I pull myself into the Erudite room across the alley. It is a bathroom. I collapse to the floor on my left shoulder, and try to breathe through the pain. Sweat trickles down my forehead.

An Erudite woman comes out of a stall, and I scramble to my feet, draw the stunner, and point it at her, all without thinking.

She freezes, her arms up, toilet paper stuck to her shoe.

“Don’t shoot!” Her eyes bulge from her head.

I remember, then, that I am dressed like the Erudite. I set the stunner on the edge of a sink.

“My apologies,” I say. I try to adopt the formal speech common to the Erudite. “I am slightly edgy, with everything that’s occurring. We are reentering in order to retrieve some of our test results from . . . Laboratory 4-A.”

“Oh,” the woman says. “That seems rather unwise.”

“The data is of the utmost importance,” I say, trying to sound as arrogant as some of the Erudite I’ve met. “I would rather not leave it to get riddled with bullets.”

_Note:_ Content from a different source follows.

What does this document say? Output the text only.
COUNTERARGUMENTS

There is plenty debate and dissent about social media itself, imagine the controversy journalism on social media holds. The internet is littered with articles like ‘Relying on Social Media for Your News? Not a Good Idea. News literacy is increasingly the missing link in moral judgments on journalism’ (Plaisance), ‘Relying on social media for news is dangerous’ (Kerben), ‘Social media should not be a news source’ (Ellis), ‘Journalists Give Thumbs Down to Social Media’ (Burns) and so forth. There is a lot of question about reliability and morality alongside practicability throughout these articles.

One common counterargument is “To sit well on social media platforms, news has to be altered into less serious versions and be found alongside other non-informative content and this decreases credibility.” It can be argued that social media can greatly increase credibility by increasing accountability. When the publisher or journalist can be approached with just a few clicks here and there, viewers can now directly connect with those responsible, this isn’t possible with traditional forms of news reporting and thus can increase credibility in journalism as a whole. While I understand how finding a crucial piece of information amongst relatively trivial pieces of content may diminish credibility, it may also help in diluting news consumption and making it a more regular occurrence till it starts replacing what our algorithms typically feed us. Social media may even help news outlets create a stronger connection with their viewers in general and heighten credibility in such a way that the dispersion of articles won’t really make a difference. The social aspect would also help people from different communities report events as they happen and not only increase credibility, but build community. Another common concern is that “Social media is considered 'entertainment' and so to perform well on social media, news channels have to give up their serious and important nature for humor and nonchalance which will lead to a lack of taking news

“It’s hardly my place to prevent you from trying to recover it,” she says. “Now if you’ll excuse me, I’m going to wash my hands and take cover.”

“Sounds good,” I say. I decide not to tell her she has toilet paper on her shoe.

I turn back to the window. Across the alley, Christina and Fernando are trying to lift the ladder back onto the windowsill. Though my arms and hands ache, I lean out the window and grab the other end of the ladder, lifting it back onto the windowsill. Then I hold it in place as Christina crawls across.

This time the ladder is more stable, and Christina makes it across the gap without trouble. She takes my place holding it as I shove the trash can in front of the door so no one else can come in. I then run my fingers under cool water to soothe them.

“This is pretty smart, Tris,” she says.

“You don’t have to sound so surprised.”

“It’s just . . .” She pauses. “You had aptitude for Erudite, didn’t you?”

“Does it matter?” I say too sharply. “The factions are destroyed, and it was all stupid to begin with.”

I have never said anything like that before. I have never even thought it. But I’m surprised to find that I believe it—surprised to find that I agree with Tobias.

“I wasn’t trying to insult you,” says Christina. “Having aptitude for Erudite isn’t a bad thing. Especially right now.”

“Sorry. I’m just . . . tense. That’s all.”

Marcus comes through the window and drops to the tile floor. Cara is surprisingly nimble—she moves over the rungs like she’s plucking banjo strings, touching each one only briefly before she moves to the next one.

Fernando will be last, and he will be in the same position I was in, with the ladder secured from only one side. I move closer to the window so I can tell him to stop if I see the ladder slip.

Fernando, who I didn’t think would have trouble, moves more awkwardly than anyone else. He has probably spent his entire life behind a computer or a book. He shuffles forward, his face bright red, and holds the rungs so tightly that his hands turn blotchy and purple.

Halfway across the alley, I see something slip out of his pocket. It is his spectacles.

I scream, “Fernan—”

But I am too late.

The spectacles fall, hit the edge of the ladder, and topple to the pavement.

In a wave, the Candor below twist and fire upward. Fernando yells, and collapses against the ladder. One bullet hit his leg. I didn’t see where the others went, but I know when I see blood drip between the rungs of the ladder that it was not a good place.